The convenience of cash
Cash remains indispensable for several reasons. “People trust cash and the value it represents,” says Holger Ziegler, Head of Strategy and Market Intelligence in the Currency Technology business of G+D. Some people hoard it because it gives them security and independence from banks in an era of low interest rates, as well as the anonymity and immunity from cyberattacks that it offers. Others like the convenience of cash payments and how easy it makes budgeting. Even in the most advanced digital payment countries, such as Sweden, users of cash are pushing back, pressuring the government to force banks and at least some retailers to continue to accept cash.
Cash looks set to remain relevant for many consumers thanks to its convenience, familiarity and utility.

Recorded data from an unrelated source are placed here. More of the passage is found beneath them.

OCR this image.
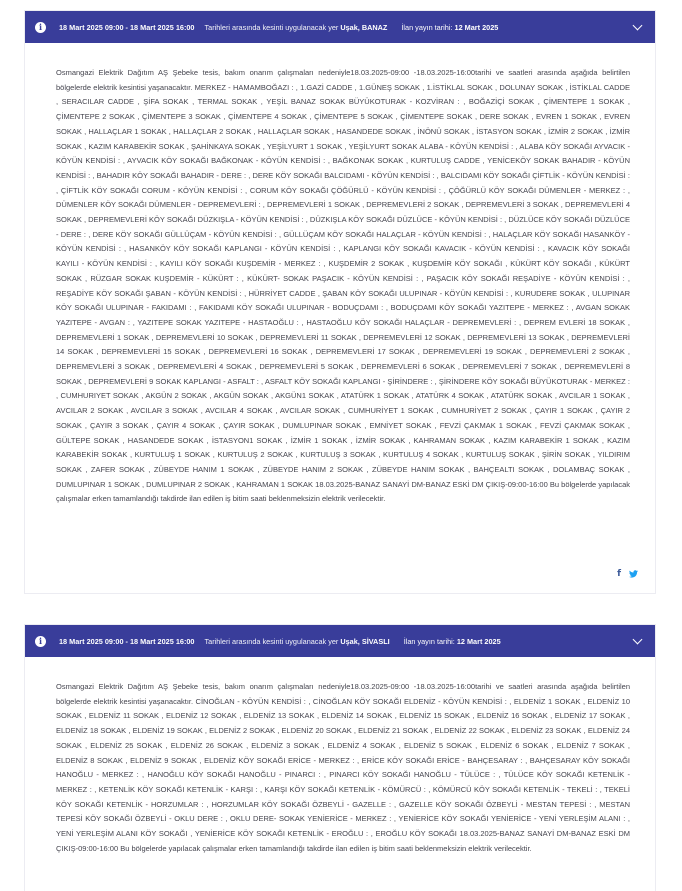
i	18 Mart 2025 09:00 - 18 Mart 2025 16:00 Tarihleri arasında kesinti uygulanacak yer Uşak, BANAZ İlan yayın tarihi: 12 Mart 2025
Osmangazi Elektrik Dağıtım AŞ Şebeke tesis, bakım onarım çalışmaları nedeniyle18.03.2025-09:00 -18.03.2025-16:00tarihi ve saatleri arasında aşağıda belirtilen bölgelerde elektrik kesintisi yaşanacaktır. MERKEZ - HAMAMBOĞAZI : , 1.GAZİ CADDE , 1.GÜNEŞ SOKAK , 1.İSTİKLAL SOKAK , DOLUNAY SOKAK , İSTİKLAL CADDE , SERACILAR CADDE , ŞİFA SOKAK , TERMAL SOKAK , YEŞİL BANAZ SOKAK BÜYÜKOTURAK - KOZVİRAN : , BOĞAZİÇİ SOKAK , ÇİMENTEPE 1 SOKAK , ÇİMENTEPE 2 SOKAK , ÇİMENTEPE 3 SOKAK , ÇİMENTEPE 4 SOKAK , ÇİMENTEPE 5 SOKAK , ÇİMENTEPE SOKAK , DERE SOKAK , EVREN 1 SOKAK , EVREN SOKAK , HALLAÇLAR 1 SOKAK , HALLAÇLAR 2 SOKAK , HALLAÇLAR SOKAK , HASANDEDE SOKAK , İNÖNÜ SOKAK , İSTASYON SOKAK , İZMİR 2 SOKAK , İZMİR SOKAK , KAZIM KARABEKİR SOKAK , ŞAHİNKAYA SOKAK , YEŞİLYURT 1 SOKAK , YEŞİLYURT SOKAK ALABA - KÖYÜN KENDİSİ : , ALABA KÖY SOKAĞI AYVACIK - KÖYÜN KENDİSİ : , AYVACIK KÖY SOKAĞI BAĞKONAK - KÖYÜN KENDİSİ : , BAĞKONAK SOKAK , KURTULUŞ CADDE , YENİCEKÖY SOKAK BAHADIR - KÖYÜN KENDİSİ : , BAHADIR KÖY SOKAĞI BAHADIR - DERE : , DERE KÖY SOKAĞI BALCIDAMI - KÖYÜN KENDİSİ : , BALCIDAMI KÖY SOKAĞI ÇİFTLİK - KÖYÜN KENDİSİ : , ÇİFTLİK KÖY SOKAĞI CORUM - KÖYÜN KENDİSİ : , CORUM KÖY SOKAĞI ÇÖĞÜRLÜ - KÖYÜN KENDİSİ : , ÇÖĞÜRLÜ KÖY SOKAĞI DÜMENLER - MERKEZ : , DÜMENLER KÖY SOKAĞI DÜMENLER - DEPREMEVLERİ : , DEPREMEVLERİ 1 SOKAK , DEPREMEVLERİ 2 SOKAK , DEPREMEVLERİ 3 SOKAK , DEPREMEVLERİ 4 SOKAK , DEPREMEVLERİ KÖY SOKAĞI DÜZKIŞLA - KÖYÜN KENDİSİ : , DÜZKIŞLA KÖY SOKAĞI DÜZLÜCE - KÖYÜN KENDİSİ : , DÜZLÜCE KÖY SOKAĞI DÜZLÜCE - DERE : , DERE KÖY SOKAĞI GÜLLÜÇAM - KÖYÜN KENDİSİ : , GÜLLÜÇAM KÖY SOKAĞI HALAÇLAR - KÖYÜN KENDİSİ : , HALAÇLAR KÖY SOKAĞI HASANKÖY - KÖYÜN KENDİSİ : , HASANKÖY KÖY SOKAĞI KAPLANGI - KÖYÜN KENDİSİ : , KAPLANGI KÖY SOKAĞI KAVACIK - KÖYÜN KENDİSİ : , KAVACIK KÖY SOKAĞI KAYILI - KÖYÜN KENDİSİ : , KAYILI KÖY SOKAĞI KUŞDEMİR - MERKEZ : , KUŞDEMİR 2 SOKAK , KUŞDEMİR KÖY SOKAĞI , KÜKÜRT KÖY SOKAĞI , KÜKÜRT SOKAK , RÜZGAR SOKAK KUŞDEMİR - KÜKÜRT : , KÜKÜRT- SOKAK PAŞACIK - KÖYÜN KENDİSİ : , PAŞACIK KÖY SOKAĞI REŞADİYE - KÖYÜN KENDİSİ : , REŞADİYE KÖY SOKAĞI ŞABAN - KÖYÜN KENDİSİ : , HÜRRİYET CADDE , ŞABAN KÖY SOKAĞI ULUPINAR - KÖYÜN KENDİSİ : , KURUDERE SOKAK , ULUPINAR KÖY SOKAĞI ULUPINAR - FAKIDAMI : , FAKIDAMI KÖY SOKAĞI ULUPINAR - BODUÇDAMI : , BODUÇDAMI KÖY SOKAĞI YAZITEPE - MERKEZ : , AVGAN SOKAK YAZITEPE - AVGAN : , YAZITEPE SOKAK YAZITEPE - HASTAOĞLU : , HASTAOĞLU KÖY SOKAĞI HALAÇLAR - DEPREMEVLERİ : , DEPREM EVLERİ 18 SOKAK , DEPREMEVLERİ 1 SOKAK , DEPREMEVLERİ 10 SOKAK , DEPREMEVLERİ 11 SOKAK , DEPREMEVLERİ 12 SOKAK , DEPREMEVLERİ 13 SOKAK , DEPREMEVLERİ 14 SOKAK , DEPREMEVLERİ 15 SOKAK , DEPREMEVLERİ 16 SOKAK , DEPREMEVLERİ 17 SOKAK , DEPREMEVLERİ 19 SOKAK , DEPREMEVLERİ 2 SOKAK , DEPREMEVLERİ 3 SOKAK , DEPREMEVLERİ 4 SOKAK , DEPREMEVLERİ 5 SOKAK , DEPREMEVLERİ 6 SOKAK , DEPREMEVLERİ 7 SOKAK , DEPREMEVLERİ 8 SOKAK , DEPREMEVLERİ 9 SOKAK KAPLANGI - ASFALT : , ASFALT KÖY SOKAĞI KAPLANGI - ŞİRİNDERE : , ŞİRİNDERE KÖY SOKAĞI BÜYÜKOTURAK - MERKEZ : , CUMHURIYET SOKAK , AKGÜN 2 SOKAK , AKGÜN SOKAK , AKGÜN1 SOKAK , ATATÜRK 1 SOKAK , ATATÜRK 4 SOKAK , ATATÜRK SOKAK , AVCILAR 1 SOKAK , AVCILAR 2 SOKAK , AVCILAR 3 SOKAK , AVCILAR 4 SOKAK , AVCILAR SOKAK , CUMHURİYET 1 SOKAK , CUMHURİYET 2 SOKAK , ÇAYIR 1 SOKAK , ÇAYIR 2 SOKAK , ÇAYIR 3 SOKAK , ÇAYIR 4 SOKAK , ÇAYIR SOKAK , DUMLUPINAR SOKAK , EMNİYET SOKAK , FEVZİ ÇAKMAK 1 SOKAK , FEVZİ ÇAKMAK SOKAK , GÜLTEPE SOKAK , HASANDEDE SOKAK , İSTASYON1 SOKAK , İZMİR 1 SOKAK , İZMİR SOKAK , KAHRAMAN SOKAK , KAZIM KARABEKİR 1 SOKAK , KAZIM KARABEKİR SOKAK , KURTULUŞ 1 SOKAK , KURTULUŞ 2 SOKAK , KURTULUŞ 3 SOKAK , KURTULUŞ 4 SOKAK , KURTULUŞ SOKAK , ŞİRİN SOKAK , YILDIRIM SOKAK , ZAFER SOKAK , ZÜBEYDE HANIM 1 SOKAK , ZÜBEYDE HANIM 2 SOKAK , ZÜBEYDE HANIM SOKAK , BAHÇEALTI SOKAK , DOLAMBAÇ SOKAK , DUMLUPINAR 1 SOKAK , DUMLUPINAR 2 SOKAK , KAHRAMAN 1 SOKAK 18.03.2025-BANAZ SANAYİ DM-BANAZ ESKİ DM ÇIKIŞ-09:00-16:00 Bu bölgelerde yapılacak çalışmalar erken tamamlandığı takdirde ilan edilen iş bitim saati beklenmeksizin elektrik verilecektir.
f
i	18 Mart 2025 09:00 - 18 Mart 2025 16:00 Tarihleri arasında kesinti uygulanacak yer Uşak, SİVASLI İlan yayın tarihi: 12 Mart 2025
Osmangazi Elektrik Dağıtım AŞ Şebeke tesis, bakım onarım çalışmaları nedeniyle18.03.2025-09:00 -18.03.2025-16:00tarihi ve saatleri arasında aşağıda belirtilen bölgelerde elektrik kesintisi yaşanacaktır. CİNOĞLAN - KÖYÜN KENDİSİ : , CİNOĞLAN KÖY SOKAĞI ELDENİZ - KÖYÜN KENDİSİ : , ELDENİZ 1 SOKAK , ELDENİZ 10 SOKAK , ELDENİZ 11 SOKAK , ELDENİZ 12 SOKAK , ELDENİZ 13 SOKAK , ELDENİZ 14 SOKAK , ELDENİZ 15 SOKAK , ELDENİZ 16 SOKAK , ELDENİZ 17 SOKAK , ELDENİZ 18 SOKAK , ELDENİZ 19 SOKAK , ELDENİZ 2 SOKAK , ELDENİZ 20 SOKAK , ELDENİZ 21 SOKAK , ELDENİZ 22 SOKAK , ELDENİZ 23 SOKAK , ELDENİZ 24 SOKAK , ELDENİZ 25 SOKAK , ELDENİZ 26 SOKAK , ELDENİZ 3 SOKAK , ELDENİZ 4 SOKAK , ELDENİZ 5 SOKAK , ELDENİZ 6 SOKAK , ELDENİZ 7 SOKAK , ELDENİZ 8 SOKAK , ELDENİZ 9 SOKAK , ELDENİZ KÖY SOKAĞI ERİCE - MERKEZ : , ERİCE KÖY SOKAĞI ERİCE - BAHÇESARAY : , BAHÇESARAY KÖY SOKAĞI HANOĞLU - MERKEZ : , HANOĞLU KÖY SOKAĞI HANOĞLU - PINARCI : , PINARCI KÖY SOKAĞI HANOĞLU - TÜLÜCE : , TÜLÜCE KÖY SOKAĞI KETENLİK - MERKEZ : , KETENLİK KÖY SOKAĞI KETENLİK - KARŞI : , KARŞI KÖY SOKAĞI KETENLİK - KÖMÜRCÜ : , KÖMÜRCÜ KÖY SOKAĞI KETENLİK - TEKELİ : , TEKELİ KÖY SOKAĞI KETENLİK - HORZUMLAR : , HORZUMLAR KÖY SOKAĞI ÖZBEYLİ - GAZELLE : , GAZELLE KÖY SOKAĞI ÖZBEYLİ - MESTAN TEPESİ : , MESTAN TEPESİ KÖY SOKAĞI ÖZBEYLİ - OKLU DERE : , OKLU DERE- SOKAK YENİERİCE - MERKEZ : , YENİERİCE KÖY SOKAĞI YENİERİCE - YENİ YERLEŞİM ALANI : , YENİ YERLEŞİM ALANI KÖY SOKAĞI , YENİERİCE KÖY SOKAĞI KETENLİK - EROĞLU : , EROĞLU KÖY SOKAĞI 18.03.2025-BANAZ SANAYİ DM-BANAZ ESKİ DM ÇIKIŞ-09:00-16:00 Bu bölgelerde yapılacak çalışmalar erken tamamlandığı takdirde ilan edilen iş bitim saati beklenmeksizin elektrik verilecektir.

At the same time, digital payments are becoming ever more established and entrenched. Digital payments are helping overcome geographic barriers, such as between Indonesia’s many islands, which present challenges for managing cash and card distribution. Markets like these are leapfrogging from cash straight to digital payments and largely missing out the card payment stage altogether.
Digital payments also have much to offer the circa 30% of the global adult population which is still unbanked. Almost everyone has a mobile phone these days, which means electronic money can spread financial inclusion at historic rates. In Africa, some telcos have established a role in electronic money, such as the successful MPesa mobile money solution, which facilitate unprecedented access to payments for the unbanked and for cross-border payments in Kenya. Mobile payments based on bar codes or QR codes are increasingly popular in China and many emerging markets.
Digital payments are getting easier still. “There are even solutions where the mobile phone can be the POS itself and you don’t need the classical payment terminal or card,” says Barnabás Ferenczi, Head of Strategy & Marketing in the Smart Card and Digital Payment business of G+D. In large parts of Asia, and especially China, digital payments are becoming the default. Today, just under half of in-store purchases in China are made via a digital wallet, way above the levels in developed markets. Increasingly, these are being handled by recent disruptors, notably Alipay and WeChat.
The big technology players will continue to make inroads via their platforms, notably Alipay and WeChat Pay, used by more than 90% of adults in the major Chinese cities.1 Outside China, the “Pay” mobile wallet apps of Google, Samsung Pay and Apple are all fighting to grow their share of payments.